At present, anaerobic digestion has surfaced as the most popular organic municipal solid waste management solution.
Digestate management plans are created to ensure safe dumping and maximize the potential and commercial viability of the waste.
Norms and guidelines for digestate administration are being developed to tackle environmental problems, protect vulnerable regions, combat infectious diseases, and inform the public about digestate management and applications.
The significant factors for improving digestate through preprocessing and post-digestion treatment approaches for solid and liquid components of digestate are legislation and intended end applications.
The most comprehensive existing management approach uses digestate as manure or soil improver to increase crop productivity.
Alternative uses, such as microalgal cultivation, biofuel, and bioethanol synthesis, render a promising prospect.
Currently, the priority of anaerobic digestion process efficiency and optimization is solely on increasing biogas generation, with the grade of digestate generated being overlooked.
To Wrap Up
The burden of solid waste management and treatment has now been turned into an income opportunity using biogas plants.
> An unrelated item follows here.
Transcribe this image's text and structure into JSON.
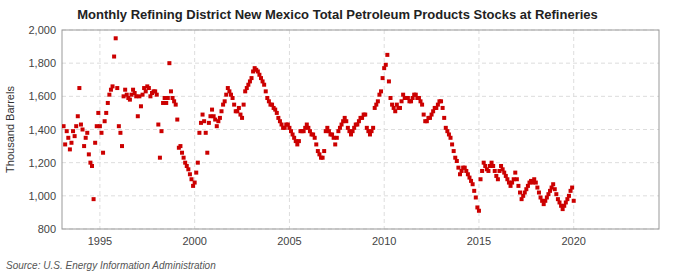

Transforming garbage into power, heat, or car fuel is a sustainable energy source that can significantly alleviate reliance on foreign oil shipments, cut greenhouse emissions, enhance ecological integrity, and create new employment opportunities in the area.
Biogas systems such as anaerobic digestion also allow minerals in food production to be recycled, lowering the requirement for both chemical and inorganic nutrients.
Anaerobic digestion is a waste recycling solution that can help with various issues and provide a mixture of benefits to both humans and the environment.